Let \(\mathord{\equiv}\) represent the relation on \(\R\times\R\) where \((x_1,y_1) \equiv (x_2,y_2)\) means \(y_1 - x_1^2 = y_2 - x_2^2\text{.}\)
(a)
Verify that \(\mathord{\equiv}\) is an equivalence relation.
(b)
Describe the equivalence classes \([(0,0)]\text{,}\)\([(0,1)]\text{,}\) and \([(1,0)]\) geometrically as sets of points in the plane.
2.
Given a connected (undirected) graph \(G\text{,}\) we can define a relation on the set \(V\) of vertices in \(G\) as follows: let \(v_1 R v_2\) mean that there exists a trail within \(G\) beginning at vertex \(v_1\) and ending at vertex \(v_2\) that traverses an even number of edges.
(a)
Prove that \(R\) is an equivalence relation on \(V\text{.}\)
(b)
Determine the equivalence classes for this relation when \(G\) is the graph below.
Equivalence relations and classes.
In each of Exercises 3–12, you are given a set \(A\) and a relation \(R\) on \(A\text{.}\) Determine whether \(R\) is an equivalence relation, and, if it is, describe its equivalence classes. Try to be more descriptive than just “\(\eqclass{a}\) is the set of all elements that are equivalent to \(a\text{.}\)”
\(A\) is the power set of some set; \(R\) is the subset relation.
6.
\(A = \R \text{;}\)\(x_1 \mathrel{R} x_2 \) means \(f(x_1) = f(x_2) \text{,}\) where \(\funcdef{f}{\R}{\R}\) is the function \(f(x) = x^2 \text{.}\)
7.
\(A\) is some abstract set; \(a_1 \mathrel{R} a_2\) means \(f(a_1) = f(a_2)\text{,}\) where \(\funcdef{f}{A}{B}\) is an arbitrary function with domain \(A\text{.}\)
8.
\(A\) is the set of all “formal” expressions \(a/b\text{,}\) where \(a,b\) are integers and \(b\) is nonzero; \((a/b) \mathrel{R} (c/d) \) means \(ad = bc \text{.}\)

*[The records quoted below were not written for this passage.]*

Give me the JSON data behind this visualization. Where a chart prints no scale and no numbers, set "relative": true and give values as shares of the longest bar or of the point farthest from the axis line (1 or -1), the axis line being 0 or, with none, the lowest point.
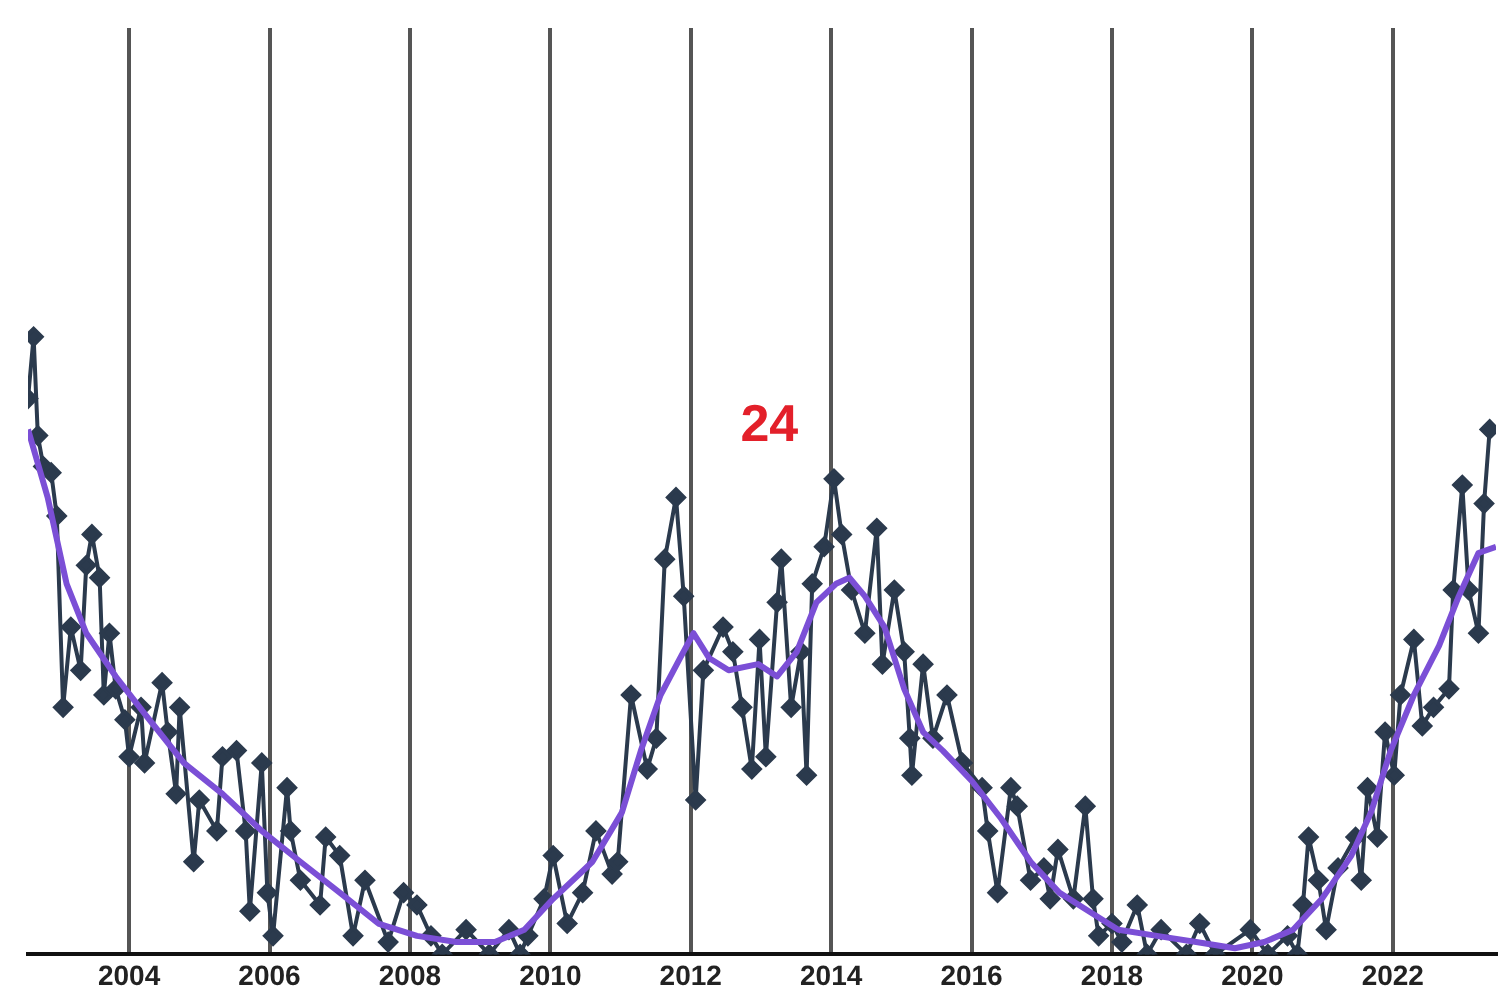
{
  "chart_data": {
    "type": "line",
    "relative": true,
    "xlim": [
      2002.56,
      2023.47
    ],
    "xticks": [
      2004,
      2006,
      2008,
      2010,
      2012,
      2014,
      2016,
      2018,
      2020,
      2022
    ],
    "grid": "x",
    "legend": false,
    "marker": "diamond",
    "annotations": [
      "24"
    ],
    "series": [
      {
        "color": "#2b3a4d",
        "x": [
          2002.56,
          2002.64,
          2002.7,
          2002.78,
          2002.89,
          2002.97,
          2003.06,
          2003.17,
          2003.31,
          2003.39,
          2003.47,
          2003.58,
          2003.64,
          2003.72,
          2003.81,
          2003.94,
          2004.0,
          2004.17,
          2004.22,
          2004.47,
          2004.55,
          2004.67,
          2004.72,
          2004.92,
          2005.0,
          2005.25,
          2005.33,
          2005.53,
          2005.66,
          2005.72,
          2005.89,
          2005.97,
          2006.05,
          2006.25,
          2006.3,
          2006.44,
          2006.72,
          2006.8,
          2007.0,
          2007.19,
          2007.36,
          2007.69,
          2007.91,
          2008.1,
          2008.3,
          2008.46,
          2008.8,
          2009.13,
          2009.41,
          2009.57,
          2009.68,
          2009.91,
          2010.04,
          2010.24,
          2010.46,
          2010.65,
          2010.88,
          2010.96,
          2011.15,
          2011.38,
          2011.51,
          2011.63,
          2011.79,
          2011.9,
          2012.07,
          2012.18,
          2012.46,
          2012.6,
          2012.73,
          2012.87,
          2012.98,
          2013.07,
          2013.23,
          2013.29,
          2013.43,
          2013.57,
          2013.65,
          2013.73,
          2013.9,
          2014.04,
          2014.15,
          2014.29,
          2014.48,
          2014.65,
          2014.73,
          2014.9,
          2015.04,
          2015.12,
          2015.15,
          2015.31,
          2015.45,
          2015.65,
          2015.87,
          2016.15,
          2016.23,
          2016.37,
          2016.56,
          2016.65,
          2016.84,
          2017.03,
          2017.12,
          2017.23,
          2017.45,
          2017.62,
          2017.73,
          2017.81,
          2018.0,
          2018.14,
          2018.36,
          2018.5,
          2018.7,
          2019.06,
          2019.25,
          2019.47,
          2019.97,
          2020.22,
          2020.5,
          2020.64,
          2020.72,
          2020.8,
          2020.94,
          2021.05,
          2021.22,
          2021.47,
          2021.55,
          2021.64,
          2021.78,
          2021.89,
          2022.02,
          2022.11,
          2022.3,
          2022.42,
          2022.58,
          2022.8,
          2022.86,
          2022.99,
          2023.08,
          2023.22,
          2023.3,
          2023.38
        ],
        "values": [
          0.9,
          1.0,
          0.84,
          0.79,
          0.78,
          0.71,
          0.4,
          0.53,
          0.46,
          0.63,
          0.68,
          0.61,
          0.42,
          0.52,
          0.43,
          0.38,
          0.32,
          0.4,
          0.31,
          0.44,
          0.36,
          0.26,
          0.4,
          0.15,
          0.25,
          0.2,
          0.32,
          0.33,
          0.2,
          0.07,
          0.31,
          0.1,
          0.03,
          0.27,
          0.2,
          0.12,
          0.08,
          0.19,
          0.16,
          0.03,
          0.12,
          0.02,
          0.1,
          0.08,
          0.03,
          0.0,
          0.04,
          0.0,
          0.04,
          0.0,
          0.03,
          0.09,
          0.16,
          0.05,
          0.1,
          0.2,
          0.13,
          0.15,
          0.42,
          0.3,
          0.35,
          0.64,
          0.74,
          0.58,
          0.25,
          0.46,
          0.53,
          0.49,
          0.4,
          0.3,
          0.51,
          0.32,
          0.57,
          0.64,
          0.4,
          0.49,
          0.29,
          0.6,
          0.66,
          0.77,
          0.68,
          0.59,
          0.52,
          0.69,
          0.47,
          0.59,
          0.49,
          0.35,
          0.29,
          0.47,
          0.35,
          0.42,
          0.31,
          0.27,
          0.2,
          0.1,
          0.27,
          0.24,
          0.12,
          0.14,
          0.09,
          0.17,
          0.09,
          0.24,
          0.09,
          0.03,
          0.05,
          0.02,
          0.08,
          0.0,
          0.04,
          0.0,
          0.05,
          0.0,
          0.04,
          0.0,
          0.03,
          0.0,
          0.08,
          0.19,
          0.12,
          0.04,
          0.14,
          0.19,
          0.12,
          0.27,
          0.19,
          0.36,
          0.29,
          0.42,
          0.51,
          0.37,
          0.4,
          0.43,
          0.59,
          0.76,
          0.59,
          0.52,
          0.73,
          0.85
        ]
      },
      {
        "color": "#7b4fd6",
        "marker": "none",
        "x": [
          2002.56,
          2002.84,
          2003.11,
          2003.39,
          2003.81,
          2004.22,
          2004.78,
          2005.33,
          2005.89,
          2006.44,
          2007.0,
          2007.55,
          2008.1,
          2008.66,
          2009.21,
          2009.63,
          2010.04,
          2010.6,
          2011.02,
          2011.29,
          2011.57,
          2011.85,
          2012.04,
          2012.26,
          2012.54,
          2012.96,
          2013.23,
          2013.51,
          2013.79,
          2014.07,
          2014.26,
          2014.48,
          2014.76,
          2015.04,
          2015.31,
          2015.59,
          2016.01,
          2016.42,
          2016.84,
          2017.25,
          2017.67,
          2018.09,
          2018.64,
          2019.2,
          2019.75,
          2020.17,
          2020.58,
          2020.99,
          2021.41,
          2021.69,
          2021.97,
          2022.3,
          2022.66,
          2022.94,
          2023.22,
          2023.47
        ],
        "values": [
          0.85,
          0.74,
          0.6,
          0.52,
          0.45,
          0.39,
          0.31,
          0.26,
          0.2,
          0.15,
          0.1,
          0.05,
          0.03,
          0.02,
          0.02,
          0.04,
          0.09,
          0.15,
          0.23,
          0.33,
          0.42,
          0.48,
          0.52,
          0.48,
          0.46,
          0.47,
          0.45,
          0.49,
          0.57,
          0.6,
          0.61,
          0.58,
          0.53,
          0.43,
          0.36,
          0.33,
          0.28,
          0.22,
          0.15,
          0.1,
          0.07,
          0.04,
          0.03,
          0.02,
          0.01,
          0.02,
          0.04,
          0.09,
          0.16,
          0.23,
          0.33,
          0.42,
          0.5,
          0.58,
          0.65,
          0.66
        ]
      }
    ]
  }
}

Note: Do not think of \(a/b\) as a fraction in the usual way; instead think of it as a collection of symbols consisting of two integers in a specific order with a forward slash between them.
9.
\(A\) is the power set of some finite set; \(X \mathrel{R} Y\) means \(\card{X} = \card{Y} \text{.}\)
10.
\(A\) is the set of all straight lines in the plane; \(L_1 \mathrel{R} L_2\) means \(L_1\) is parallel to \(L_2\text{.}\)
11.
\(A\) is the set of all straight lines in the plane; \(L_1 \mathrel{R} L_2\) means \(L_1\) is perpendicular to \(L_2\text{.}\)